Passive Kunden sind seit der Liberalisierung des Energiemarktes eine Art heilige Kuh für Grundversoger. Sie wollen einfach nicht den Anbieter wechseln, nicht einmal den Vertrag. Sie zeigen sich resistent für jegliche Form der Marktbearbeitung… Moment… für jegliche Form der Marktbearbeitung?
Passive Kunden aus Angst oder Passion?
Es gibt nur wenige Erkenntnisse darüber, warum passive Kunden wirklich passiv sind. Das ist aber auch nicht verwunderlich. Denn wenn sie gerne und aktiv an Marktforschungs-Studien teilnehmen würden, wären sie ja nicht mehr passiv. Studien zu passiven Kunden, die vor allem als Bezahlstudien angeboten werden, sind daher mit Vorsicht zu genießen.
Es wird also bei Hypothesen bleiben, warum ein passiver Kunden so passiv ist. Sicherlich ist eine mögliche Begründung hierfür die Angst vor dem Wechsel. Viele von uns können sich noch an die Liberalisierung des Telekommunikationsmarktes erinnern: Bei einem Wechsel weg von der Telekom blieb die Leitung schon mal ein bis zwei Wochen tot. Gut, in diesem Fall konnte man sich noch mit dem Gang zur Telefonzelle behelfen. Beim Strom wäre das schon schwieriger. Ein, zwei Wochen mit Batterie-Betrieb wären nicht wirklich wünschenswert.
Dieser Grund wird sich aber „rauswachsen“. Das mag auch ein guter Grund dafür sein, dass sich auch in dieser Kundengruppe eine steigende Kündigerquote beobachten lässt. Denn sowohl Wettbewerber als auch staatliche sowie staatsnahe Organisationen bemühen sich um die Aufklärung, um den Wettbewerb zu fördern und damit – so der Wunsch der Politik – die Energiekosten der Bürger zu senken.
Das bringt uns zum zweiten Grund für diese Passivität: Die Überzeugung der Kunden, dass sich ein Wechsel schlichtweg nicht lohnt. Und hier wirkt der steigende Wettbewerb und Druck durch die Politik genau gegenteilig. Denn hierdurch wird der Preiskampf gefördert, was natürlich die mögliche Ersparnis durch den Wechsel weiter schmälert. Das Aufwachen dieses Teils der Klientel wird mit der Zeit also immer unwahrscheinlicher.
Passive Kunden schlafen auch beim Cross-Selling
Was auch immer der Grund für die Passivität der Kunden ist, es ist für jeden Grundversorger, bei dem ich Einblick habe, eine relevante Kundengruppe. Und zwar mit einem Anteil von 30 – 60% des gesamten Kundenstamms.

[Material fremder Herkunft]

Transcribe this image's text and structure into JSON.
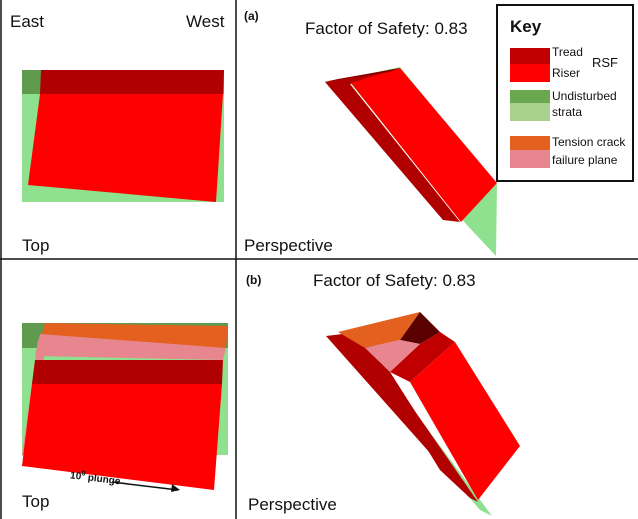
{
  "top_panel_a": {
    "left_label": "East",
    "right_label": "West",
    "bottom_label": "Top"
  },
  "persp_panel_a": {
    "tag": "(a)",
    "title": "Factor of Safety: 0.83",
    "bottom_label": "Perspective"
  },
  "top_panel_b": {
    "bottom_label": "Top",
    "plunge_value": "10",
    "plunge_sup": "0",
    "plunge_text": "plunge"
  },
  "persp_panel_b": {
    "tag": "(b)",
    "title": "Factor of Safety: 0.83",
    "bottom_label": "Perspective"
  },
  "key": {
    "title": "Key",
    "rsf_label": "RSF",
    "entries": [
      {
        "label": "Tread",
        "color": "#c00000"
      },
      {
        "label": "Riser",
        "color": "#ff0000"
      },
      {
        "label": "Undisturbed",
        "color": "#6aa84f"
      },
      {
        "label": "strata",
        "color": "#a9d18e"
      },
      {
        "label": "Tension crack",
        "color": "#e3601f"
      },
      {
        "label": "failure plane",
        "color": "#e88690"
      }
    ]
  },
  "colors": {
    "tread": "#b00000",
    "riser": "#ff0000",
    "strata_dark": "#5f9a4f",
    "strata_light": "#8fe08f",
    "tension": "#e3601f",
    "failure": "#e88690",
    "border": "#111111"
  }
}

Und darin liegt auch die Herausforderung für die Grundversorger.
Denn aktuell glauben nur noch sehr wenige von Ihnen an eine Renaissance der Commodity. Die allermeisten sind zu der Einsicht gelangt, dass die aktuelle Kundenbeziehung sich langfristig nur lohnen kann, wenn sie zu intensivem Cross-Selling genutzt wird. Doch ein passiver Kunde ist ja passiv – auch wenn man ihm andere Produkte anbietet.
Wenn man also Cross-Selling intensiv betreiben möchte, dann müssen diese passive Kunden aktiviert werden. Doch das hat seinen Preis: denn aktive Kunden werden ja nicht nur bei den Cross-Selling-Produkten aktiv. Sie werden auch bei der Commodity aktiv. In der Konsequenz kündigen diese Kunden auch verstärkt.
Doch Sie werden diese Kunden brauchen. Wecken Sie sie also auf. Aber bitte behutsam. Denn nur, wenn diese Kunden in Ihnen beim Aufwachen einen verlässlichen Partner erkennen, werden Sie sich nicht erschrecken (bzw. werden Sie sie nicht verschrecken). Und dann kann so ein gemeinsames Wachwerden ja auch etwas Schönes sein.